Iniciativa Laicista para la

 Consolidación de la Sociedad Civil.

  Por el derecho a ejercer  la libertad de conciencia                              

 

DESPENALIZACIÓN DEL ABORTO EN CHILE    

  CONSENSOS Y PRECEPTOS.

 LOS CONSENSOS CIENTÍFICOS.

Uno de los aspectos que induce a prejuicios, por la propaganda de los grupos contrarios a legislar sobre el aborto, es cuándo se puede hablar de vida humana.  Generalmente, los grupos que se oponen al aborto financian campañas donde se ven imágenes engañosas, pues ponen a un feto claramente desarrollado, con características humanas, en circunstancias que obedece a un desarrollo de más de 30 semanas.

Frente a la posibilidad de interrumpir un embarazo, la ciencia señala que:

         El desarrollo fetal comienza a partir de las 10 semanas de embarazo (contadas desde la última menstruación), esto es, después de dos meses y medio.

         A partir de las 12 a 13 semanas de embarazo aparece una conexión microscópica entre células nervioasurales, en la zona  donde meses más tarde se desarrollará la corteza cerebral.

         Movimientos sensibles en el vientre, a partir de los 4 a 5 meses después de la última menstruación.

         A la luz del conocimiento actual y del desarrollo tecnológico en la salubridad, la viabilidad fetal se alcanza a las 22 semanas (500 gramos aprox.) después de la última menstruación. Instituciones como la FIGO (Federación Internacional de Ginecología y Obstetricia) hablan de “Umbral de Viabilidad” entre las semanas 22 y 28 semanas.

Considerar que la vida humana comienza antes de las referencias que da la ciencia, está en el campo de las creencias religiosas de cada cual. La ley debe basarse en los antecedentes de la ciencia, dejando a cada cual el derecho de actuar según las convicciones de su conciencia u según el dictado de sus pastores.

Los países que han despenalizado el aborto inducido para embarazos no deseados, contemplan su interrupción antes de las 22 semanas.

 

 

 

PRECEPTOS.

La necesidad de despenalizar el aborto, en una sociedad civilizada, considera los siguientes preceptos:

         Derecho de la mujer, como agente moral pleno, para decidir de acuerdo con su conciencia si continuar o interrumpir su embarazo dentro del contexto legal.

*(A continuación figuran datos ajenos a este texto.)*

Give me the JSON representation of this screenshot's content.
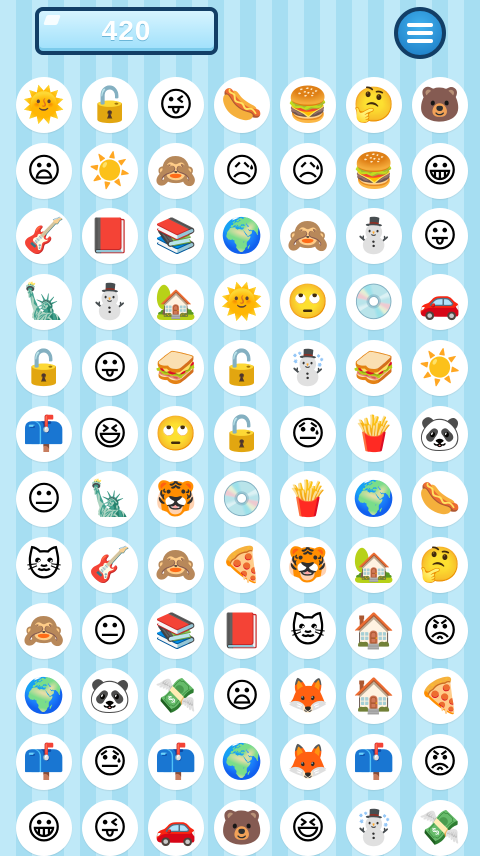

         Rechazo categórico a que una mujer pueda ser presionada o forzada a practicarse un aborto.

         Nadie puede ser obligado a prestar servicios de aborto contra los dictados de su conciencia.

         El gobierno, los legisladores y los jueces tienen como objetivo proteger el bien común y no juzgar la moralidad de los actos individuales.

         Una persona puede interpretar que un acto no es ético de acuerdo con sus valores personales, pero eso no significa que la ley deba penalizarlo, a menos que al hacerlo proteja el bien común y responda al principio de justicia.

         Toda legislación debe basarse en el respeto a las personas, a su autonomía y responsabilidad. Las decisiones de los individuos, en aquellas cuestiones que tienen que ver con su cuerpo, deben estar sustentadas en el conocimiento y en su libertad de conciencia.

         La ley debe garantizar el acceso a servicios de aborto seguro y debe sancionar a quien practica abortos fuera de la ley.

         Los países con leyes restrictivas o penales en contra del aborto aumentan el perjuicio hacia las mujeres más pobres y desamparadas, y la sociedad termina promoviendo el aborto inseguro a través del delito y la ilegalidad.

         Junto con despenalizar el aborto, el Estado debe garantizar que exista un adecuado apoyo a la mujer en el sistema público de salud, desde que comienza su actividad sexual, para que disponga de información, métodos anticonceptivos y fármacos de emergencia, que reduzcan la viabilidad del aborto como opción para interrumpir un embarazo no deseado.